Едва ли какая-либо особенность моего характера могла быть тому причиной. Кажется, ни поведением, ни манерой говорить я не выделялся среди своих коллег до такой степени, чтобы одним этим внушать ужас. К тому же, мне, наверное, сказали бы об этом в начале семидесятых, когда я вышел из роли математической знаменитости. Нет; все говорит о том, что страх был заложен в самой роли (а не в личных качествах того, кто принимал ее на себя). И мне кажется, что в начале пятидесятых годов такой роли, вместе с окружавшим ее ореолом страха (по сути, совершенно чуждого уважению), еще не существовало. По крайней мере, о ней тогда никто не слыхал в той среде, где в свое время (в 1948 г.) меня, случайного гостя, приняли, как своего — не задаваясь вопросом о том, кто я такой и заслуживаю ли с их стороны подобной открытости.
В кругу ближайших друзей и учеников мы, конечно же, всегда избегали лишних церемоний. Досадная неловкость прокрадывалась (иногда) в мои беседы с теми из коллег, с которыми я был не слишком знаком. И до самого своего «пробуждения» в 1970 г. я никогда не думал о ней, как о «страхе». Сталкиваясь с нею, я и сам всякий раз чувствовал себя несвободно — ив разговоре прилагал все силы, чтобы поскорее разделаться с этой помехой. Вот что, по-моему, примечательно: за двадцать лет обитания в нашей математической среде я ни разу не слышал, чтобы об этой проблеме кто-нибудь упомянул вслух (п). Вообще, недостаток внимания к вещам подобного рода — явление, весьма типичное для моего любезного «микрокосма». Впрочем, отдаешь ты себе в этом отчет или нет, но если незнакомый человек робеет перед тобой — значит, ему кажется, что ты сильнее.

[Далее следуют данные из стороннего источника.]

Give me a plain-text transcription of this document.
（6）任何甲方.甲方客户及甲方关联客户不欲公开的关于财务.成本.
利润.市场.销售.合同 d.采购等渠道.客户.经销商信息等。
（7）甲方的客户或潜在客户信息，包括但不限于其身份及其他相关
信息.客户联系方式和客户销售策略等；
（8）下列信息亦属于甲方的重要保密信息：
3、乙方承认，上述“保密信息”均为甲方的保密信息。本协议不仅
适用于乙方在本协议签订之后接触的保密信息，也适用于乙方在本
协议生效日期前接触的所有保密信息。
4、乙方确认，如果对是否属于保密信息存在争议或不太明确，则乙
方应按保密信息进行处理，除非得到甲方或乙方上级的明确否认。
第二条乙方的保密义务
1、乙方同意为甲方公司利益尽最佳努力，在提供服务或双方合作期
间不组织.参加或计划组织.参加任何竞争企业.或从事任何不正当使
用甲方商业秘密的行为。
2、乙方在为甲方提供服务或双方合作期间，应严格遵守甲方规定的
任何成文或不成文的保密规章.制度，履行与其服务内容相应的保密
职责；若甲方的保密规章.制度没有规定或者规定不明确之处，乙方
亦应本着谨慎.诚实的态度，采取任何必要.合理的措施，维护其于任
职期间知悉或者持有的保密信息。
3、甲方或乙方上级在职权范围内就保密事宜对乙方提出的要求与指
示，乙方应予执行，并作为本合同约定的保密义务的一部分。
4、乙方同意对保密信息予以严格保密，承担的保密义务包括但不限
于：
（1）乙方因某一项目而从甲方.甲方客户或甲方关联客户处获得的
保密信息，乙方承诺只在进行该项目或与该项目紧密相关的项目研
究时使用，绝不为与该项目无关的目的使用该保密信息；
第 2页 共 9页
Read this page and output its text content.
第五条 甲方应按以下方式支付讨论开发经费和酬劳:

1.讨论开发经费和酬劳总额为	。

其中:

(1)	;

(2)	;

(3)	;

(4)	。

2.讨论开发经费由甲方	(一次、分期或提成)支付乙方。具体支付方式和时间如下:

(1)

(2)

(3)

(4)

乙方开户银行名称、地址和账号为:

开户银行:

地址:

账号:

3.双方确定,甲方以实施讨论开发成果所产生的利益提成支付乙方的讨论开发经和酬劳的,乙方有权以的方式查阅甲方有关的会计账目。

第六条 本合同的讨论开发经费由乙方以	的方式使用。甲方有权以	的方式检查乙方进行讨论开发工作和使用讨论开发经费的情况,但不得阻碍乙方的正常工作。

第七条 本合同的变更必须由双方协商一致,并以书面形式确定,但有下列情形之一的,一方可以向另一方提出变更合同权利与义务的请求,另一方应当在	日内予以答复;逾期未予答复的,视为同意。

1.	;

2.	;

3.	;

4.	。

Приносила ли мне эта мысль тайное удовлетворение? Не знаю; на месте воспоминаний тех лет у меня, как обычно, сплошной туман. На сознательном уровне я, конечно, едва ли мог радоваться тому, что кому-то стало неловко подойти ко мне с вопросом. Но вот про себя, украдкой, наше самолюбие чем только не тешится. Бывает, что, стремясь лишний раз насладиться ощущением власти, «важная персона» нарочно старается своим поведением внушить робость собеседнику; этого, по крайней мере, со мной не случалось. За то, что в моей новой роли (известного ученого, авторитетного научного руководителя) не было места личному тщеславию, конечно же, нельзя поручиться. Но если я так охотно, со страстью, брался играть эту роль, то вовсе не за тем, чтобы произвести впечатление на «рядовых коллег». Нет: мне хотелось уважения «равных» — и, наверное, прежде всего старших товарищей. Я как бы старался оправдать их доверие: ведь пришел же я к ним в свое время откуда-то со стороны — а они приняли меня, как своего, ни о чем не спросив. Все остальное мне, в общем, было неважно. И мне кажется, что в нашей среде, по сути, все вели себя так же, как я: пресловутой робости нарочно не замечали; как могли, старались ее рассеять — и в то же время, будто сговорившись, усердно делали вид, что такой проблемы просто не существует.
За десять-пятнадцать лет, истекшие с тех пор, многое изменилось — к худшему, насколько я могу судить. Кое-какие слухи доносятся до меня из «большого мира», да и нескольких сцен в лицах, которым я был свидетелем (а то и участником), хватило бы, чтобы раскрыть мне глаза. Я лишь взглянул — и увидел ясно, что дух презрения, пробившись где-то на задворках случайным сорняком, теперь заполонил целый сад. Печать одержимости этим духом я не раз с горечью узнавал на самых дорогих мне лицах — старинных друзей, давних учеников. Как будто беспричинное стремление огорошить, оскорбить, уничтожить своего ближнего я вдруг прочитывал в их глазах — и не мог поверить своим. И еще я чувствовал пронизывающий холод: как если бы страшный ветер незаметно для всех поднялся в дорогой мне земле, срывая плащи, сбивая с ног случайных прохожих. Он не разбирает «достойных» и «недостойных»; его отравленное дыхание равно жжет скромное призвание простого работника и страсть влюбленного гения. Окруженные страхом, как прочной стеной, за которой крик становится шепотом, слышат ли грохот разрушения мои прежние товарищи? Один из них, я знаю наверное, уже почуял неладное. Он как-то сказал мне об этом, но не сумел подобрать слов и не знал, как назвать беду. Еще один случайно, словно бы против воли, выглянул однажды из окна своей надежной крепости — только затем, чтобы на другой же день позабыть обо всем, что он тогда увидел(12). Ибо ощутить страшное дуновение и признать его силу значит принять необходимость сейчас же, не сходя с места, глубоко заглянуть в собственную душу.